Wednesday, March 07, 2018

Reflections on gender themes

Recently a new prize called The Staunch was created for thrillers and mysteries that do not feature violence against women. It was conceived with the best of intentions by author and screenwriter Bridget Lawless, who was disgusted with the excessive use of graphic violence against women for entertainment or titillation. However, its overly broad guidelines and its choice to look away rather than to confront the very real problems that women face have produced strong reaction among serious, socially-conscious male and female crime writers alike, among them Val McDermid.

Is there an over-reliance on female rape/ murder tropes among crime writers? Is it limited to a certain kind of graphic thriller or is the theme common throughout the genre? Is it more prevalent on TV and screen than in books? Co-incidentally, and before #MeToo, #TimesUp and the launch of this prize, my daughter, actor/ playwright/ producer Dana Fradkin, conceived of and co-wrote a short film titled The Case of the Massey Bodice Ripping, which addresses this very issue, using comedy as a way to explore the tired trope of rape as a story driver and motivator. It's still in post-production, but should been on the festival circuit soon. Like many independent projects, its funding is largely through their indiegogo campaign, where more details are available.

 I rarely read or watch stories that feature "rape porn" unless they are powerfully written and have something new and important to say (I feel the same way about excessively violent fights and slaughters of men as well), so it's difficult for me to say whether there is an overabundance of them. However, the controversy around this prize got me thinking about my own views and my own work. There are all kinds of prizes for all kinds of works, and people are entitled to create any prize they want, but if the intent of the prize is to protest how violence against women is handled in creative work, I agree with the naysayers. Perhaps more than any other genre, crime writers explore and lay bare the moral wrongs, social inequities and human struggles of their society. Violence against women is a very real issue that deserves to be looked at head-on, rather than pretending that the problems faced by 50% of the population don't exist.

That said, I began to wonder about my own work. I now have sixteen novels under my belt, so I took stock. Much of our writing is determined by our subconscious preoccupations, and over time, we see the same themes surfacing in book after book by authors. I wondered what my subconscious had to say. How did I portray mothers? Fathers? What motives and themes predominated?

As it turns out, I have never used violence against women as the primary theme or story driver, although it's been a secondary theme in a couple of them, and I have not had a single rape. I've had several books that looked at childhood scars and child abuse, both physical and sexual, but since I'm a child psychologist, that's part of my my canvas. A quick and dirty head count of my books revealed that I had eight male killers, five female, and three where both a men and a woman were implicated. I had ten male victims, three female, and three where both sexes died.

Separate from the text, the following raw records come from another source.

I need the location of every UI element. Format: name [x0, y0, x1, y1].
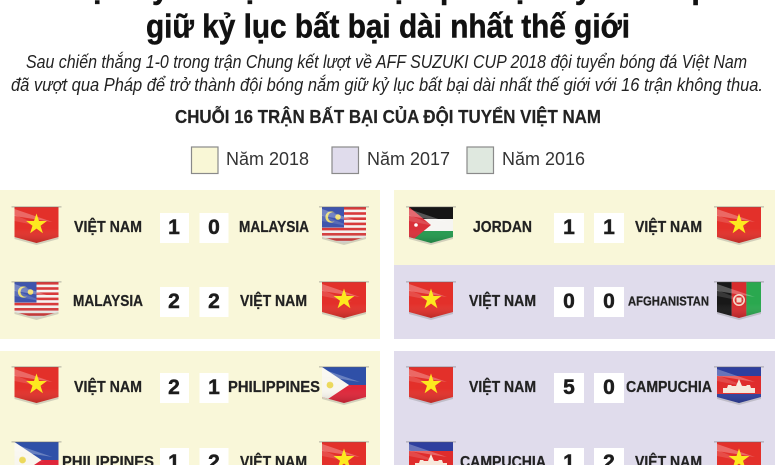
- match: Malaysia 2-2 Việt Nam: [12, 281, 369, 320]
- match: Jordan 1-1 Việt Nam: [406, 206, 764, 245]
- match: Việt Nam 2-1 Philippines: PHILIPPINES: [228, 379, 320, 396]
- match: Việt Nam 5-0 Campuchia: VIỆT NAM: [469, 377, 536, 396]
- panel: bottom right 2017: [394, 351, 775, 465]
- legend: [192, 147, 585, 174]
- flag: Malaysia: [12, 281, 62, 320]
- match: Philippines 1-2 Việt Nam: [12, 441, 369, 465]
- panel: top right 2018: [394, 190, 775, 265]
- legend item: 2017: [332, 147, 450, 174]
- panel: bottom left 2018: [0, 351, 380, 465]
- match: Việt Nam 2-1 Philippines: 1: [208, 376, 220, 399]
- flag: Campuchia: [406, 441, 456, 465]
- legend item: 2017: Năm 2017: [367, 149, 450, 169]
- match: Việt Nam 1-0 Malaysia: VIỆT NAM: [74, 217, 142, 236]
- match: Jordan 1-1 Việt Nam: VIỆT NAM: [635, 217, 702, 236]
- panel: top right 2017: [394, 265, 775, 339]
- match: Malaysia 2-2 Việt Nam: MALAYSIA: [73, 293, 143, 310]
- panel: top left 2018: [0, 190, 380, 339]
- flag: Campuchia: [714, 366, 764, 405]
- flag: Philippines: [12, 441, 62, 465]
- match: Jordan 1-1 Việt Nam: 1: [603, 216, 615, 239]
- flag: Việt Nam: [406, 366, 456, 405]
- match: Campuchia 1-2 Việt Nam: [406, 441, 764, 465]
- flag: Philippines: [319, 366, 369, 405]
- match: Malaysia 2-2 Việt Nam: VIỆT NAM: [240, 291, 307, 310]
- flag: Việt Nam: [714, 206, 764, 245]
- legend item: 2016: [467, 147, 585, 174]
- match: Malaysia 2-2 Việt Nam: 2: [168, 290, 180, 313]
- match: Việt Nam 5-0 Campuchia: [406, 366, 764, 405]
- flag: Afghanistan: [714, 281, 764, 320]
- match: Việt Nam 5-0 Campuchia: CAMPUCHIA: [626, 379, 712, 396]
- title: giữ kỷ lục bất bại dài nhất thế giới: [146, 8, 630, 44]
- match: Việt Nam 0-0 Afghanistan: 0: [563, 290, 575, 313]
- flag: Việt Nam: [12, 206, 62, 245]
- title: [66, 0, 710, 44]
- match: Việt Nam 5-0 Campuchia: 0: [603, 376, 615, 399]
- flag: Malaysia: [319, 206, 369, 245]
- flag: Việt Nam: [406, 281, 456, 320]
- match: Việt Nam 1-0 Malaysia: MALAYSIA: [239, 219, 309, 236]
- match: Việt Nam 2-1 Philippines: [12, 366, 369, 405]
- chart heading: CHUỖI 16 TRẬN BẤT BẠI CỦA ĐỘI TUYỂN VIỆT NAM: [175, 106, 601, 127]
- match: Việt Nam 1-0 Malaysia: 0: [208, 216, 220, 239]
- flag: Việt Nam: [319, 281, 369, 320]
- match: Việt Nam 0-0 Afghanistan: [406, 281, 764, 320]
- flag: Jordan: [406, 206, 456, 245]
- match: Việt Nam 2-1 Philippines: 2: [168, 376, 180, 399]
- legend item: 2018: [192, 147, 309, 174]
- flag: Việt Nam: [319, 441, 369, 465]
- flag: Việt Nam: [714, 441, 764, 465]
- match: Jordan 1-1 Việt Nam: 1: [563, 216, 575, 239]
- match: Việt Nam 0-0 Afghanistan: 0: [603, 290, 615, 313]
- intro text: [11, 52, 763, 95]
- legend item: 2016: Năm 2016: [502, 149, 585, 169]
- match: Việt Nam 1-0 Malaysia: [12, 206, 369, 245]
- match: Jordan 1-1 Việt Nam: JORDAN: [473, 219, 532, 236]
- legend item: 2018: Năm 2018: [226, 149, 309, 169]
- match: Việt Nam 0-0 Afghanistan: AFGHANISTAN: [628, 294, 709, 308]
- match: Việt Nam 5-0 Campuchia: 5: [563, 376, 575, 399]
- match: Việt Nam 1-0 Malaysia: 1: [168, 216, 180, 239]
- match: Malaysia 2-2 Việt Nam: 2: [208, 290, 220, 313]
- match: Việt Nam 0-0 Afghanistan: VIỆT NAM: [469, 291, 536, 310]
- flag: Việt Nam: [12, 366, 62, 405]
- match: Việt Nam 2-1 Philippines: VIỆT NAM: [74, 377, 142, 396]
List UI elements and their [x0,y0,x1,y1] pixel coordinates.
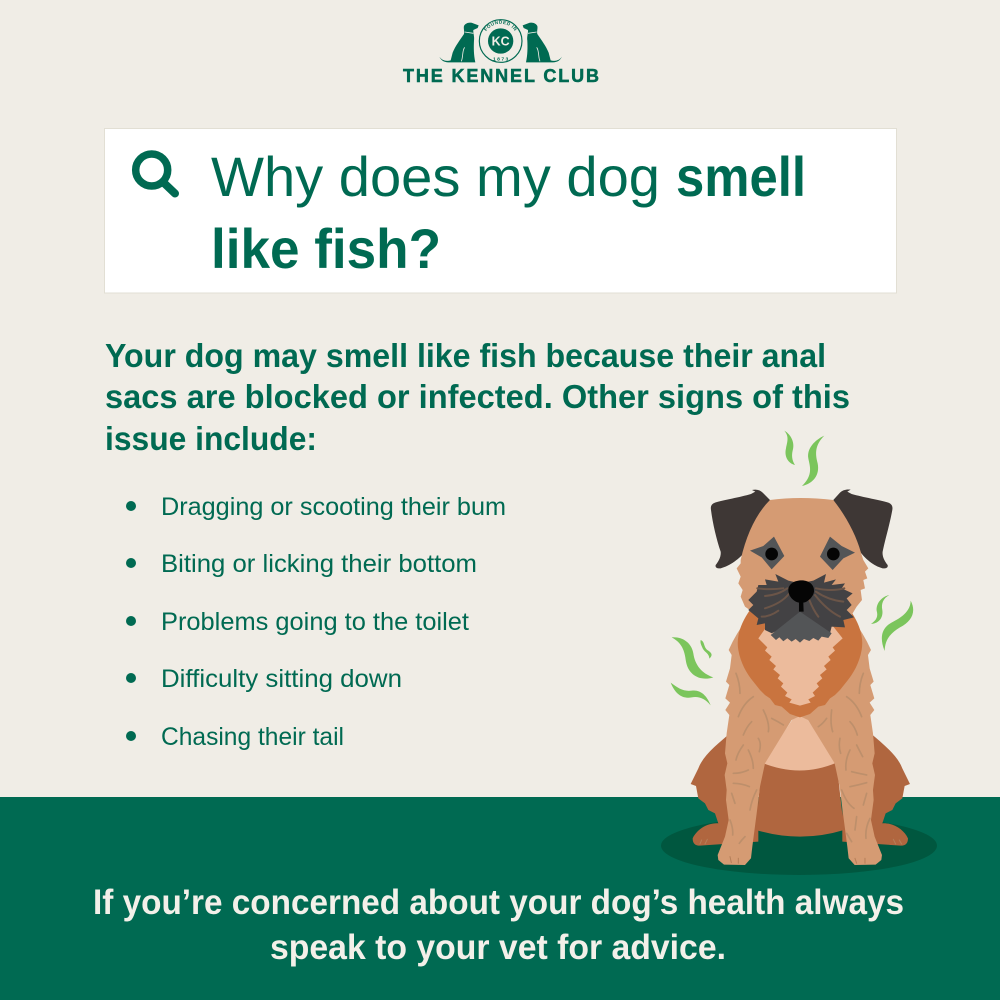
chin [771,612,832,643]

Of all the themes explored in my books, from PTSD to child abuse to love gone awry, the theme of family – misunderstandings and jealousies, revenge and betrayal, old secrets, and protection of family– often lurks at the root. It appears I kill more men than women, and that men are more often the perpetrators. But women take centre stage as agents of violence as well, more often than as victims. "Evil" is rarely evil in my books, but rather a desperate, ill-advised choice at the end of a long, sometimes righteous, struggle. Perhaps it's time I used the powerful but damaged women I seem to create to shine a spotlight on gender-based violence. Who knows?

I'm curious to know whether other writers have done this kind of autopsy on their body of work (mine was admittedly superficial), and detected recurring themes that speak to the issues that fascinate them. I'd love to hear comments on this.


Vicki Delany said...

I haven't thought about my own books, but I now will. I have said before that I am opposed to the idea of this prize for several reasons. Yes, gratuitous violence against women is often used for the titillation factor, but this prize is aiming too broadly. The victim is often the central character in a book. It's as the detectives try to solve the crime or the people who are affected react, that we learn about the complexities of the victim. And maybe she has a story we should hear. Plus, it's sorta reducing the suspense factor. We will know because this book won this prize that no female character is going to be harmed.

Melodie Campbell said...

Violence in my novels is 50/50, I've just realized. No rape. No torture. I'm actually in favour of this new award, for selfish reasons. I don't want to read any more novels in which women are abused. It's not that they can't be good novels. It's just that I've read enough. So I'm looking for that shortlist of novels this award will produce, so I have a good reading list.